Yes, He might not be miraculously healing you as you wish, but God your Creator, does not simply see you as a problem. He called you His child at baptism & is still calling you His child today. He may not have erased your illnesses, or the trials you face, but He has erased the end result of them. The only death that truly matters is the eternal one, & it has been defeated.
On Easter morning, Jesus crossed over to the other side of death. The new creation has begun. Death can no longer hold you. When you are born of the Spirit, the new you has begun, even before you physically die. Once born of the Spirit you are then part of that greater story which our heavenly Father is writing. He is writing names in the Book of Life.
Since God is in control of everything, even the coronavirus must submit to the will of our Lord & Savior. The goal of His will on earth is not that we discover “who sinned,” but that the world will one day know “who is saved.” At the resurrection that will be made known to all.

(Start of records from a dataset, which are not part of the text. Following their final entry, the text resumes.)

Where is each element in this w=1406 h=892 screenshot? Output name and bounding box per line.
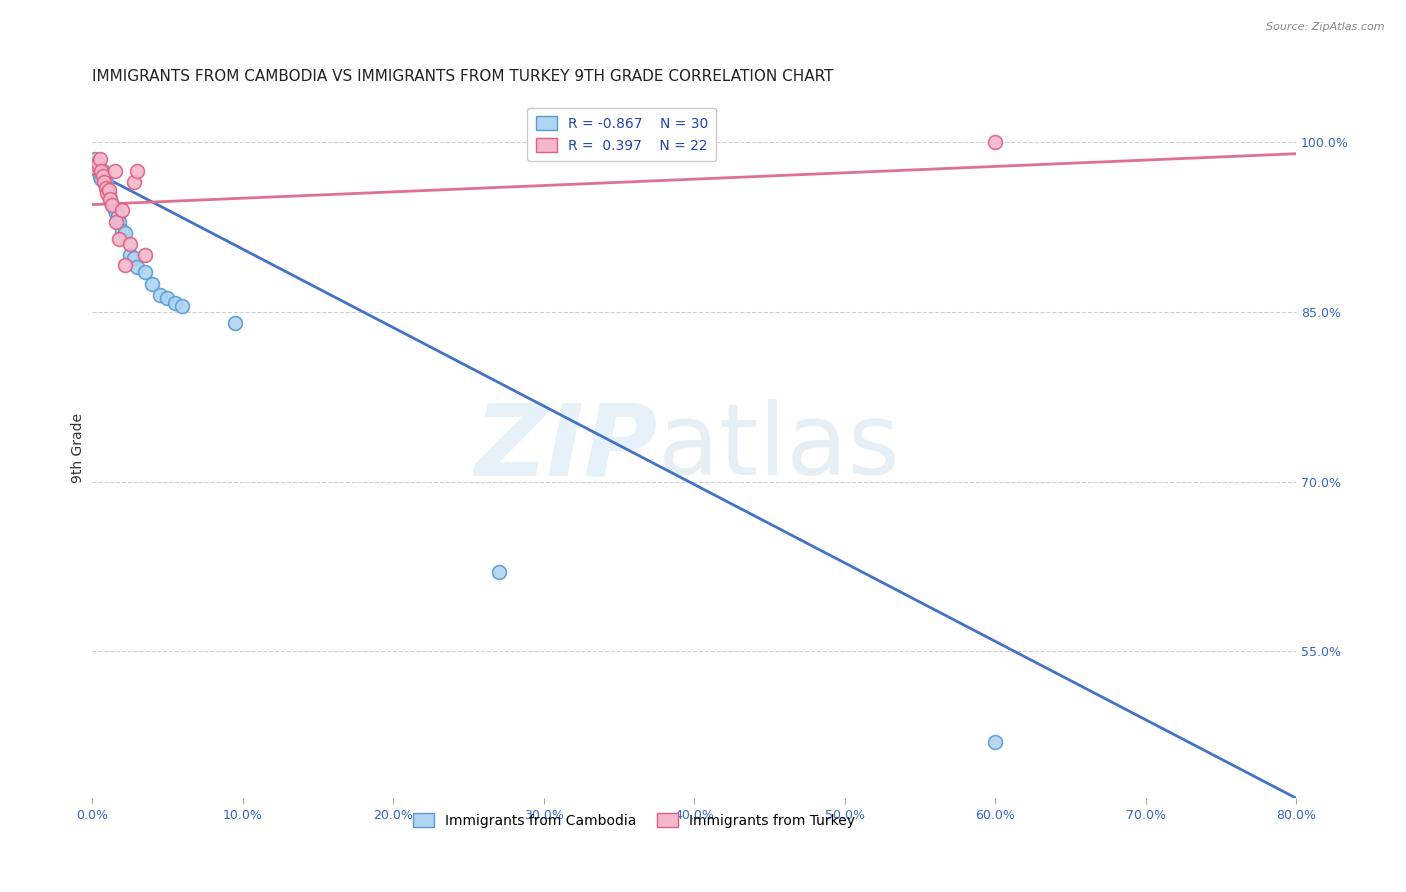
Text: atlas: atlas — [658, 399, 900, 496]
Point — [87, 155, 110, 169]
Point — [86, 158, 108, 172]
Point — [90, 163, 112, 178]
Point — [488, 565, 510, 579]
Point — [134, 265, 156, 279]
Point — [98, 192, 121, 206]
Point — [984, 734, 1007, 748]
Text: Source: ZipAtlas.com: Source: ZipAtlas.com — [1267, 22, 1385, 32]
Point — [104, 203, 127, 218]
Point — [118, 248, 141, 262]
Point — [114, 258, 136, 272]
Point — [127, 260, 149, 274]
Point — [118, 237, 141, 252]
Point — [90, 171, 112, 186]
Y-axis label: 9th Grade: 9th Grade — [72, 413, 86, 483]
Point — [91, 163, 114, 178]
Text: IMMIGRANTS FROM CAMBODIA VS IMMIGRANTS FROM TURKEY 9TH GRADE CORRELATION CHART: IMMIGRANTS FROM CAMBODIA VS IMMIGRANTS F… — [93, 69, 834, 84]
Point — [105, 214, 128, 228]
Point — [96, 186, 118, 201]
Point — [156, 292, 179, 306]
Point — [100, 197, 122, 211]
Point — [124, 175, 146, 189]
Point — [94, 180, 117, 194]
Point — [86, 158, 108, 172]
Point — [96, 180, 118, 194]
Point — [141, 277, 163, 291]
Point — [93, 175, 115, 189]
Point — [163, 296, 186, 310]
Point — [87, 163, 110, 178]
Point — [134, 248, 156, 262]
Point — [97, 186, 120, 201]
Point — [100, 197, 122, 211]
Point — [98, 192, 121, 206]
Point — [108, 214, 131, 228]
Point — [84, 161, 107, 175]
Point — [127, 163, 149, 178]
Point — [108, 231, 131, 245]
Point — [104, 163, 127, 178]
Point — [97, 183, 120, 197]
Point — [105, 205, 128, 219]
Point — [89, 153, 111, 167]
Point — [89, 169, 111, 184]
Text: ZIP: ZIP — [475, 399, 658, 496]
Point — [94, 175, 117, 189]
Point — [84, 153, 107, 167]
Point — [172, 299, 194, 313]
Point — [124, 251, 146, 265]
Point — [93, 167, 115, 181]
Point — [111, 224, 134, 238]
Point — [114, 226, 136, 240]
Point — [149, 288, 172, 302]
Point — [984, 136, 1007, 150]
Legend: Immigrants from Cambodia, Immigrants from Turkey: Immigrants from Cambodia, Immigrants fro… — [408, 807, 860, 833]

The man who was born blind was given sight, but the even bigger deal, is that through Jesus he was born of the Spirit. So was the Samaritan woman, & Nicodemus as well. Jesus sees your heart & soul too, not just your problems. He longs for you to turn back from your ways & follow Him to eternal life. That is a giant & beautiful & yet very personal story. Amen.
Chief of sinners though I be, Jesus shed His blood for me, died that I might live on high, lives that I might never die. As the branch is to the vine, I am His, & He is mine. Oh, the height of Jesus’ love, higher than the heavens above, deeper than the depths of sea, lasting as eternity! Love that found me – wondrous thought! Found me when I sought Him not. O my Savior, help afford by Your Spirit & Your Word! When my wayward heart would stray, keep me in the narrow way; grace in time of need supply while I live & when I die. Amen. LSB 611:1-2, 5.